The project, a collaboration between Michigan State University and Lansing Community College, is developing programs to ease the transition of high school students into engineering undergraduate programs in order to increase the retention rate of these students. Close analysis of institutional statistics has revealed that key courses (early mathematics courses, first term physics, and a computational tools-for-problem-solving course) are pivotal in promoting retention. The project includes (a) a program to provide formative assessments in the key courses with follow-on "bootstrapping" tutorials, (b) a supplemental instruction program for the key courses that has proved to be effective at Lansing Community College, (c) a program to directly engage engineering faculty with early engineering students, and (d) a program to develop and exploit course material from one key course in another. The project goal is to increase the freshman-to-graduation success rate from its current value of 65% to at least 75%. Formal evaluation, with leadership from experts in the University's Institute of Public Policy and Social Research, is using institutional data, surveys of students and faculty members, focus groups and interviews of stakeholders, observations of project activities, and reviews of project materials and products. Instructional materials and approaches and evaluation results are being disseminated through website postings, conference presentations, and journal publications. Broader impacts include the dissemination of their materials and methods and assistance in the economic development of this region.

Abstract

This CPATH award funds an extension of a CPATH community building project between Michigan State University (MSU), Lansing Community College (LCC), and the Corporation for Skilled Workforce (CSW) to prepare a globally competitive engineering workforce that is able to apply Computational Thinking (CT) to a broad range of societal challenges and opportunities. Broadly defined in the context of the engineering practice, computational thinking involves solving problems and designing systems by making use of fundamental computer science concepts. The goal is to redesign the role of computing within the engineering programs at MSU and LCC to develop CT competencies informed by industry needs by infusing CT learning opportunities into the undergraduate engineering curriculum.

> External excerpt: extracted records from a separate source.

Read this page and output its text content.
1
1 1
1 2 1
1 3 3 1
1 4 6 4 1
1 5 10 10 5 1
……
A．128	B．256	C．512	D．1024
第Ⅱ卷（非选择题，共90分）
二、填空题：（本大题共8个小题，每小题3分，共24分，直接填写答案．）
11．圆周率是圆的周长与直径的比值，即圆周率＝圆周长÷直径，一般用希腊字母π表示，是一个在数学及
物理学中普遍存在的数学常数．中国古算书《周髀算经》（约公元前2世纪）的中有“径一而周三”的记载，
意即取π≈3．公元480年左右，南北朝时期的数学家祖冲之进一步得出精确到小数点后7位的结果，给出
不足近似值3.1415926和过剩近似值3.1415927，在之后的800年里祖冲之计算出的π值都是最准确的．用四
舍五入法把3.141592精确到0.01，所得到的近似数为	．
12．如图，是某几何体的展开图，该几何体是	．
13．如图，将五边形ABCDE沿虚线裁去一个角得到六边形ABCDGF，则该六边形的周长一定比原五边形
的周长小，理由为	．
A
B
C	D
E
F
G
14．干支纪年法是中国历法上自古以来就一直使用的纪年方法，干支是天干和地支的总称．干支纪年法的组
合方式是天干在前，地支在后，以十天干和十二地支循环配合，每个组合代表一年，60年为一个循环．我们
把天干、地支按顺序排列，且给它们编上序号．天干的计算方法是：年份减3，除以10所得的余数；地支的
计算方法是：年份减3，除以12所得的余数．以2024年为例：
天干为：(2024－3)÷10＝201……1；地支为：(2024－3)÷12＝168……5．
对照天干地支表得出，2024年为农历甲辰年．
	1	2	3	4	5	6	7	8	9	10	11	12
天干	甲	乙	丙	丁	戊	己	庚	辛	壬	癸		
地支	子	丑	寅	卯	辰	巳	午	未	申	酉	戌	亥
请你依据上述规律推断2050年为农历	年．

The project has several major activities. A primary focus is on developing and implementing instructional modules in Chemical Engineering and Civil Engineering at MSU and the pre-engineering courses at LCC. The approach is to identify and implement authentic problems for curricular revision in two engineering disciplinary curricula at MSU and the engineering transfer curricula at LCC and to identify the computational principles for each disciplinary epitome and use these principles to help design the instructional modules. The team plans to develop appropriate materials to support the disciplinary faculty who will be teaching the modules. Comprehensive evaluation is to be conducted including the design and implementation of quasi-experimental evaluation and assessment components to document CT competencies in the engineering students. Finally, the group plans to improve information and knowledge exchange via the CPACE Engineering Talent Development Network and dissemination and communication efforts.

The intellectual merit lies with the strong interdisciplinary team that plans to redefine the role of computing within engineering programs and the collaborative network including industry partners that are involved. The project includes identification of computational thinking concepts and correlation with engineering competencies. The research results should inform future innovation in multiple engineering disciplines.

The broader impacts include the diverse group of students and stakeholders involved and engaged. Transfer from Lansing Community College into engineering programs is to be facilitated and students should be better prepared using the resources of this project. Dissemination of the resources and model is broad, thus allowing for replication and adaptation on a national scale.